As part of the recent macOS Big Sur release, Apple has included the ML Compute framework. ML Compute provides optimized mathematical libraries to improve training on CPU and GPU on both Intel and M1-based Macs, with up to a 7x improvement in training times using the TensorFlow deep-learning library.
Apple's Machine Learning blog gave a high-level overview of the ML Compute framework. ML Compute improves the performance of compute-graph-based deep-learning libraries such as TensorFlow by optimizing the graph itself and executing its primitives via accelerated libraries such as BNNS for CPU training and Metal Performance Shaders for the GPU. To take full advantage of ML Compute, Apple has provided a version of TensorFlow binaries targeted for the platform. Tests of the optimized TensorFlow library on several popular neural network benchmarks show "dramatically faster" training times compared to the standard code, with an up to 7x improvement for the optimized library on Apple's new M1 hardware.
Most deep-learning systems use a compute-graph-based framework such as TensorFlow or PyTorch. These systems describe a neural network as a series of linear algebra operations on multidimensional numeric arrays, or tensors. These operations can often be sped up markedly by the use of low-level, hardware-specific implementations. Even more performance gains are available by using GPU hardware to perform the operations, as GPUs are designed specifically for large-scale linear algebra.
However, GPU support in the deep-learning frameworks must be coded for a specific hardware platform's acceleration libraries. The two most popular deep-learning frameworks, TensorFlow and PyTorch, support NVIDIA's GPUs for acceleration via the CUDA toolkit. This poses a problem for deep-learning development on Macs. Apple has used Intel hardware for the integrated GPUs in the Mac since 2010, and while macOS does support an external GPU (eGPU), Apple's official documentation only recommends AMD-based hardware. Support for NVIDIA hardware is spotty, with reports of bugs and slow performance after OS upgrades. There are other solutions for deep-learning acceleration on the Mac, including PlaidML, but these have drawbacks such as difficult setup or lack of support for low-level TensorFlow APIs.

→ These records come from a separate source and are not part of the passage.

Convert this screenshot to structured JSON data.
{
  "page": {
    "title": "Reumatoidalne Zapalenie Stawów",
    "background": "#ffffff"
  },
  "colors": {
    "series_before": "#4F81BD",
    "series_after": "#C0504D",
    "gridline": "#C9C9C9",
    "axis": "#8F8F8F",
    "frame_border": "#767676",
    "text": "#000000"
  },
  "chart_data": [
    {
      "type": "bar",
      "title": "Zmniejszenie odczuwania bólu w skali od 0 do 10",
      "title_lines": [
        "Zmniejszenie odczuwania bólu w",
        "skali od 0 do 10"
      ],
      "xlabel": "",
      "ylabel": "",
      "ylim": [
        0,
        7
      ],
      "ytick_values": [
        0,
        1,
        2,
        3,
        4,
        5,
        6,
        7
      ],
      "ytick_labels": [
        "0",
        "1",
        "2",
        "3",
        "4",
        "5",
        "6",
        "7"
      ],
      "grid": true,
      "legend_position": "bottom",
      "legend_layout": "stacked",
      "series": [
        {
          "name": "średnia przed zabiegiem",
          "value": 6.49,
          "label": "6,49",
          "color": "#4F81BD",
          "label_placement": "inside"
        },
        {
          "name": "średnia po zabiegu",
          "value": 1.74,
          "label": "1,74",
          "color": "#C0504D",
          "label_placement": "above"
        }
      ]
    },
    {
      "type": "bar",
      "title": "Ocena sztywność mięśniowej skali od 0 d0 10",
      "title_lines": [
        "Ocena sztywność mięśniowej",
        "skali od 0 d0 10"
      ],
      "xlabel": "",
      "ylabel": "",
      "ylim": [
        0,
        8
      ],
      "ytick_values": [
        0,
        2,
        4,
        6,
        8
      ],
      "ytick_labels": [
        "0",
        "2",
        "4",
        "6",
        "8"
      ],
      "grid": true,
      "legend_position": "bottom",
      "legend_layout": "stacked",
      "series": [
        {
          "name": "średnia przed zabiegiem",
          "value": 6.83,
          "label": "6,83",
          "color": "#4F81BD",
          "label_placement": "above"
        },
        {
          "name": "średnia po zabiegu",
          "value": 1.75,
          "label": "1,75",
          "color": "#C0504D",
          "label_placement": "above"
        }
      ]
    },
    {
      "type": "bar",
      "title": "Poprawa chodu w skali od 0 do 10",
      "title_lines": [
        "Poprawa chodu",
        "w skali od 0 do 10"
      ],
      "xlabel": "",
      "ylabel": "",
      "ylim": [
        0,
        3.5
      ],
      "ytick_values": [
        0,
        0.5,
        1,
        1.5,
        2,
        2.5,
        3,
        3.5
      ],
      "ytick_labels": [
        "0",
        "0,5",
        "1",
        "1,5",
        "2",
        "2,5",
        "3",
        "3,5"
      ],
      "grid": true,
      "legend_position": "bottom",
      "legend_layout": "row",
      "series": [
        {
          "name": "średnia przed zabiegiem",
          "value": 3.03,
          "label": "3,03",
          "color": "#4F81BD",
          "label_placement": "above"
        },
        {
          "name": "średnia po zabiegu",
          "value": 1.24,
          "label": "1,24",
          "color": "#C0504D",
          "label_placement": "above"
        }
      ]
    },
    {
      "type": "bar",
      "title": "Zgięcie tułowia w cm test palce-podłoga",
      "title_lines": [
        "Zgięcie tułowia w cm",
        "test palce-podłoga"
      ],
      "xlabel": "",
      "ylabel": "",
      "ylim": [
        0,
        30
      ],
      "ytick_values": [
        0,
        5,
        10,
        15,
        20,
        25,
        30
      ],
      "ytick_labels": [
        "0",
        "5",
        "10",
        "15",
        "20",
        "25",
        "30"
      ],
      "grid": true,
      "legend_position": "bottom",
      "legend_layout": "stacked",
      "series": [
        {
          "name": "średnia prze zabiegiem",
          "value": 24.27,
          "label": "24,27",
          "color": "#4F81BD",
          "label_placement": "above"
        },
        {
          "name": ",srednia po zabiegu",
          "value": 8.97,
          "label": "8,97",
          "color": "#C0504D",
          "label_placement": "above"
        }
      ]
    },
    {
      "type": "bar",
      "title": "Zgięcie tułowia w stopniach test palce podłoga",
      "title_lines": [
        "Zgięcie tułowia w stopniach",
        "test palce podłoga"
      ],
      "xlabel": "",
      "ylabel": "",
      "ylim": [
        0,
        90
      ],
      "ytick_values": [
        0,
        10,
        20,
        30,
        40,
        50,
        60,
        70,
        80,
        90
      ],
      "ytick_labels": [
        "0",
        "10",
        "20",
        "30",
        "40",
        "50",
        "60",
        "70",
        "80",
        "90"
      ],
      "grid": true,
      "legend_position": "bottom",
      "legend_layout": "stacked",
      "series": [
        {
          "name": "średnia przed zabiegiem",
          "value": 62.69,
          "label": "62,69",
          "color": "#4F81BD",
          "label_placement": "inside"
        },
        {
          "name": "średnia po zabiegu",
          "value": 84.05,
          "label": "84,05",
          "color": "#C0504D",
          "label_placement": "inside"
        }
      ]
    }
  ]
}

Recently Apple released the new M1 "system on a chip," which not only contains a built-in GPU, but also includes a 16-core "Neural Engine" which supports 11 trillion operations per second. Apple claims the Neural Engine will support up to 15x improvement in ML computation. Around the same time, Apple released Big Sur, the latest version of macOS, which contains the ML Compute framework. ML Compute wraps several low-level API calls for performing neural-network operations: BNNS on CPU and Metal Performance Shaders on GPU.
Using a version of the TensorFlow framework compiled to target these APIs, Apple trained several common neural network models and compared training times to those obtained using a standard version of TensorFlow. Experiments were conducted on an Intel-based 2019 Mac Pro with an AMD GPU and on both an Intel-Based 2020 MacBook Pro with Intel GPU and an M1-based 2020 MacBook Pro. Apple did not provide raw numbers, but claims it is "up to 7x faster" on the M1 compared to the Intel MacBook, and the accompanying graphs show speedup of approximately an order of magnitude for some networks on the 2019 Mac Pro.
Image Source: https://blog.tensorflow.org/2020/11/accelerating-tensorflow-performance-on-mac.html
Users on Hacker News welcomed the announcement, noting the difficulty with workarounds such as PlaidML. On Twitter, machine-learning consultant Stephen Purpura reported good performance with the new M1 hardware, comparing it to NVIDIA's GPUs:
On my models currently in test, it’s like using a 1080 or 1080 TI. Given the benchmarks, it should be a little faster, so I will take a look at what might be causing the slowdown.
Apple's binaries for the accelerated TensorFlow library are available on GitHub. Although Apple has not yet released the source code, the TensorFlow blog mentions plans to integrate Apple's fork into the TensorFlow open-source mainline. The PyTorch team has not announced any plans for support of ML Compute or the M1 chip, although users have suggested this via GitHub issues.